I wish I were joking.
saras
(6,670 posts)Have you considered becoming a wave function?
magical thyme
(14,881 posts)the ups and downs seem kind of bipolar to me. At least if I'm permanently grouchy, I have some sense of stability.
Manifestor_of_Light
(21,046 posts)The best way to do this is to avoid churches.
Original sin destroys people. Original sin is a fairy tale, or, more bluntly, a lie.
eridani
(51,907 posts)Americans are a "positive people" cheerful, optimistic, and upbeat: this is our reputation as well as our self-image. But more than a temperament, being positive, we are told, is the key to success and prosperity.

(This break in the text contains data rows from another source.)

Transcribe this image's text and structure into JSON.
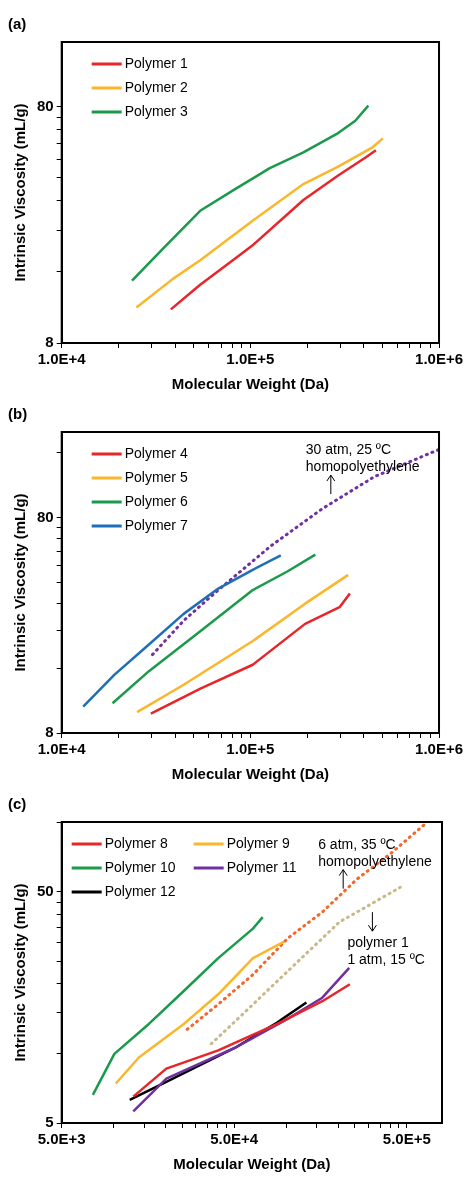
{
  "chart_data": [
    {
      "type": "line",
      "title": "(a)",
      "xlabel": "Molecular Weight (Da)",
      "ylabel": "Intrinsic Viscosity (mL/g)",
      "log": "xy",
      "legend": "top left",
      "marker": "none",
      "xlim": [
        10000,
        1000000
      ],
      "xticks": [
        {
          "value": 10000,
          "label": "1.0E+4"
        },
        {
          "value": 20000,
          "label": null
        },
        {
          "value": 30000,
          "label": null
        },
        {
          "value": 40000,
          "label": null
        },
        {
          "value": 50000,
          "label": null
        },
        {
          "value": 60000,
          "label": null
        },
        {
          "value": 70000,
          "label": null
        },
        {
          "value": 80000,
          "label": null
        },
        {
          "value": 90000,
          "label": null
        },
        {
          "value": 100000,
          "label": "1.0E+5"
        },
        {
          "value": 200000,
          "label": null
        },
        {
          "value": 300000,
          "label": null
        },
        {
          "value": 400000,
          "label": null
        },
        {
          "value": 500000,
          "label": null
        },
        {
          "value": 600000,
          "label": null
        },
        {
          "value": 700000,
          "label": null
        },
        {
          "value": 800000,
          "label": null
        },
        {
          "value": 900000,
          "label": null
        },
        {
          "value": 1000000,
          "label": "1.0E+6"
        }
      ],
      "ylim": [
        8,
        150
      ],
      "yticks": [
        8,
        {
          "value": 16,
          "label": null
        },
        {
          "value": 24,
          "label": null
        },
        {
          "value": 32,
          "label": null
        },
        {
          "value": 40,
          "label": null
        },
        {
          "value": 48,
          "label": null
        },
        {
          "value": 56,
          "label": null
        },
        {
          "value": 64,
          "label": null
        },
        {
          "value": 72,
          "label": null
        },
        80
      ],
      "series": [
        {
          "name": "Polymer 1",
          "color": "#e8262a",
          "line_style": "solid",
          "x": [
            37900,
            54200,
            102000,
            191000,
            292000,
            408000,
            463000
          ],
          "values": [
            11.1,
            14.1,
            20.6,
            32.2,
            40.9,
            48.7,
            52.3
          ]
        },
        {
          "name": "Polymer 2",
          "color": "#fbb62b",
          "line_style": "solid",
          "x": [
            24900,
            38700,
            54200,
            102000,
            191000,
            292000,
            444000,
            504000
          ],
          "values": [
            11.3,
            14.9,
            17.9,
            26.2,
            37.6,
            44.6,
            53.8,
            58.7
          ]
        },
        {
          "name": "Polymer 3",
          "color": "#1a9a4a",
          "line_style": "solid",
          "x": [
            23600,
            35600,
            54200,
            82600,
            126000,
            191000,
            292000,
            360000,
            422000
          ],
          "values": [
            14.7,
            20.6,
            29.0,
            35.7,
            43.8,
            51.2,
            61.8,
            69.7,
            80.7
          ]
        }
      ]
    },
    {
      "type": "line",
      "title": "(b)",
      "xlabel": "Molecular Weight (Da)",
      "ylabel": "Intrinsic Viscosity (mL/g)",
      "log": "xy",
      "legend": "top left",
      "marker": "none",
      "xlim": [
        10000,
        1000000
      ],
      "xticks": [
        {
          "value": 10000,
          "label": "1.0E+4"
        },
        {
          "value": 20000,
          "label": null
        },
        {
          "value": 30000,
          "label": null
        },
        {
          "value": 40000,
          "label": null
        },
        {
          "value": 50000,
          "label": null
        },
        {
          "value": 60000,
          "label": null
        },
        {
          "value": 70000,
          "label": null
        },
        {
          "value": 80000,
          "label": null
        },
        {
          "value": 90000,
          "label": null
        },
        {
          "value": 100000,
          "label": "1.0E+5"
        },
        {
          "value": 200000,
          "label": null
        },
        {
          "value": 300000,
          "label": null
        },
        {
          "value": 400000,
          "label": null
        },
        {
          "value": 500000,
          "label": null
        },
        {
          "value": 600000,
          "label": null
        },
        {
          "value": 700000,
          "label": null
        },
        {
          "value": 800000,
          "label": null
        },
        {
          "value": 900000,
          "label": null
        },
        {
          "value": 1000000,
          "label": "1.0E+6"
        }
      ],
      "ylim": [
        8,
        200
      ],
      "yticks": [
        8,
        {
          "value": 16,
          "label": null
        },
        {
          "value": 24,
          "label": null
        },
        {
          "value": 32,
          "label": null
        },
        {
          "value": 40,
          "label": null
        },
        {
          "value": 48,
          "label": null
        },
        {
          "value": 56,
          "label": null
        },
        {
          "value": 64,
          "label": null
        },
        {
          "value": 72,
          "label": null
        },
        80,
        {
          "value": 160,
          "label": null
        }
      ],
      "annotations": [
        {
          "text": "30 atm, 25 ºC\nhomopolyethylene",
          "x": 267000,
          "y": 99.7
        }
      ],
      "series": [
        {
          "name": "Polymer 4",
          "color": "#e8262a",
          "line_style": "solid",
          "x": [
            29700,
            54700,
            103000,
            195000,
            297000,
            337000
          ],
          "values": [
            9.84,
            12.9,
            16.6,
            25.7,
            30.7,
            35.6
          ]
        },
        {
          "name": "Polymer 5",
          "color": "#fbb62b",
          "line_style": "solid",
          "x": [
            25100,
            44300,
            103000,
            195000,
            330000
          ],
          "values": [
            10.0,
            13.4,
            21.4,
            31.9,
            43.4
          ]
        },
        {
          "name": "Polymer 6",
          "color": "#1a9a4a",
          "line_style": "solid",
          "x": [
            18600,
            29000,
            54700,
            103000,
            157000,
            221000
          ],
          "values": [
            11.0,
            15.5,
            23.9,
            36.9,
            45.0,
            53.9
          ]
        },
        {
          "name": "Polymer 7",
          "color": "#1f6fb8",
          "line_style": "solid",
          "x": [
            13000,
            19000,
            29000,
            44300,
            67600,
            103000,
            145000
          ],
          "values": [
            10.6,
            14.9,
            20.6,
            28.6,
            37.5,
            45.8,
            53.4
          ]
        },
        {
          "color": "#7030a0",
          "line_style": "dotted",
          "x": [
            30300,
            44300,
            67600,
            128000,
            240000,
            454000,
            1000000
          ],
          "values": [
            18.5,
            26.6,
            36.9,
            59.0,
            87.9,
            124,
            166
          ]
        }
      ]
    },
    {
      "type": "line",
      "title": "(c)",
      "xlabel": "Molecular Weight (Da)",
      "ylabel": "Intrinsic Viscosity (mL/g)",
      "log": "xy",
      "legend": "top left",
      "marker": "none",
      "xlim": [
        5000,
        800000
      ],
      "xticks": [
        {
          "value": 5000,
          "label": "5.0E+3"
        },
        {
          "value": 10000,
          "label": null
        },
        {
          "value": 15000,
          "label": null
        },
        {
          "value": 20000,
          "label": null
        },
        {
          "value": 25000,
          "label": null
        },
        {
          "value": 30000,
          "label": null
        },
        {
          "value": 35000,
          "label": null
        },
        {
          "value": 40000,
          "label": null
        },
        {
          "value": 45000,
          "label": null
        },
        {
          "value": 50000,
          "label": "5.0E+4"
        },
        {
          "value": 100000,
          "label": null
        },
        {
          "value": 150000,
          "label": null
        },
        {
          "value": 200000,
          "label": null
        },
        {
          "value": 250000,
          "label": null
        },
        {
          "value": 300000,
          "label": null
        },
        {
          "value": 350000,
          "label": null
        },
        {
          "value": 400000,
          "label": null
        },
        {
          "value": 450000,
          "label": null
        },
        {
          "value": 500000,
          "label": "5.0E+5"
        }
      ],
      "ylim": [
        5,
        100
      ],
      "yticks": [
        5,
        {
          "value": 10,
          "label": null
        },
        {
          "value": 15,
          "label": null
        },
        {
          "value": 20,
          "label": null
        },
        {
          "value": 25,
          "label": null
        },
        {
          "value": 30,
          "label": null
        },
        {
          "value": 35,
          "label": null
        },
        {
          "value": 40,
          "label": null
        },
        {
          "value": 45,
          "label": null
        },
        50,
        {
          "value": 100,
          "label": null
        }
      ],
      "annotations": [
        {
          "text": "6 atm, 35 ºC\nhomopolyethylene",
          "x": 214000,
          "y": 50
        },
        {
          "text": "polymer 1\n1 atm, 15 ºC",
          "x": 316000,
          "y": 42
        }
      ],
      "series": [
        {
          "name": "Polymer 8",
          "color": "#e8262a",
          "line_style": "solid",
          "x": [
            13000,
            20200,
            40400,
            88700,
            162000,
            234000
          ],
          "values": [
            6.5,
            8.59,
            10.3,
            13.4,
            16.8,
            19.9
          ]
        },
        {
          "name": "Polymer 9",
          "color": "#fbb62b",
          "line_style": "solid",
          "x": [
            10300,
            14000,
            25500,
            40400,
            64200,
            97300
          ],
          "values": [
            7.41,
            9.6,
            13.4,
            18.0,
            25.8,
            30.4
          ]
        },
        {
          "name": "Polymer 10",
          "color": "#1a9a4a",
          "line_style": "solid",
          "x": [
            7580,
            10100,
            16000,
            25500,
            40400,
            64200,
            73100
          ],
          "values": [
            6.61,
            9.95,
            13.4,
            18.6,
            25.8,
            34.6,
            38.8
          ]
        },
        {
          "name": "Polymer 11",
          "color": "#7030a0",
          "line_style": "solid",
          "x": [
            13000,
            20200,
            50900,
            102000,
            162000,
            232000
          ],
          "values": [
            5.61,
            7.78,
            10.6,
            14.1,
            17.4,
            23.4
          ]
        },
        {
          "name": "Polymer 12",
          "color": "#000000",
          "line_style": "solid",
          "x": [
            12400,
            20200,
            50900,
            88700,
            131000
          ],
          "values": [
            6.29,
            7.53,
            10.6,
            13.6,
            16.6
          ]
        },
        {
          "color": "#f4662a",
          "line_style": "dotted",
          "x": [
            26700,
            40400,
            64200,
            102000,
            162000,
            257000,
            408000,
            647000
          ],
          "values": [
            12.7,
            16.3,
            21.9,
            31.4,
            40.8,
            56.6,
            73.6,
            98.9
          ]
        },
        {
          "color": "#c8b98a",
          "line_style": "dotted",
          "x": [
            36800,
            50900,
            80900,
            128000,
            204000,
            324000,
            458000
          ],
          "values": [
            11.0,
            13.8,
            19.2,
            26.6,
            37.0,
            45.0,
            52.2
          ]
        }
      ]
    }
  ]
}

In this utterly original take on the American frame of mind, Barbara Ehrenreich traces the strange career of our sunny outlook from its origins as a marginal nineteenth-century healing technique to its enshrinement as a dominant, almost mandatory, cultural attitude. Evangelical mega-churches preach the good news that you only have to want something to get it, because God wants to "prosper" you. The medical profession prescribes positive thinking for its presumed health benefits. Academia has made room for new departments of "positive psychology" and the "science of happiness/" Nowhere, though, has bright-siding taken firmer root than within the business community, where, as Ehrenreich shows, the refusal even to consider negative outcomes--like mortgage defaults--contributed directly to the current economic crisis.

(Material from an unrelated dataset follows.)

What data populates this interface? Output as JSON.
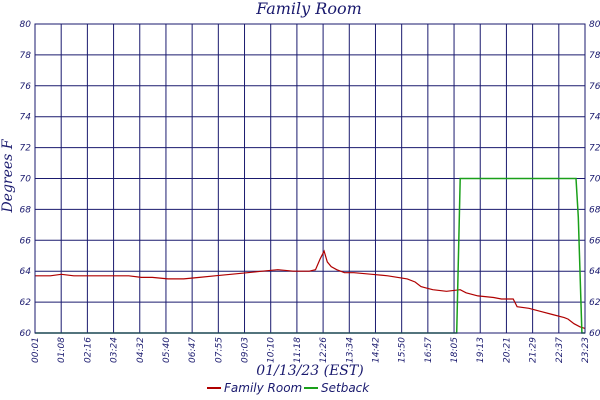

With the mythbusting powers for which she is acclaimed, Ehrenreich exposes the downside of Americas penchant for positive thinking: On a personal level, it leads to self-blame and a morbid preoccupation with stamping out "negative" thoughts. On a national level, its brought us an era of irrational optimism resulting in disaster. This is Ehrenreich at her provocative best--poking holes in conventional wisdom and faux science, and ending with a call for existential clarity and courage.
http://www.guardian.co.uk/lifeandstyle/2010/jan/02/cancer-positive-thinking-barbara-ehrenreich
But others in the cancer care business have begun to speak out against what one has called "the tyranny of positive thinking". When a 2004 study found no survival benefits for optimism among lung cancer patients, its lead author, Penelope Schofield, wrote: "We should question whether it is valuable to encourage optimism if it results in the patient concealing his or her distress in the misguided belief that this will afford survival benefits... If a patient feels generally pessimistic... it is important to acknowledge these feelings as valid and acceptable."
Whether repressed feelings are themselves harmful, as many psychologists claim, I'm not so sure, but without question there is a problem when positive thinking "fails" and the cancer spreads or eludes treatment. Then the patient can only blame herself: she is not being positive enough; possibly it was her negative attitude that brought on the disease in the first place.
I, at least, was saved from this additional burden by my persistent anger which would have been even stronger if I had suspected, as I do now, that my cancer was iatrogenic, that is, caused by the medical profession. When I was diagnosed, I had been taking hormone replacement therapy for almost eight years, prescribed by doctors who avowed it would prevent heart disease, dementia, and bone loss. Further studies revealed in 2002 that HRT increases the risk of breast cancer, and, as the number of women taking it dropped sharply in the wake of this news, so did the incidence of breast cancer. So bad science may have produced the cancer in the first place, just as the bad science of positive thinking plagued me throughout my illness.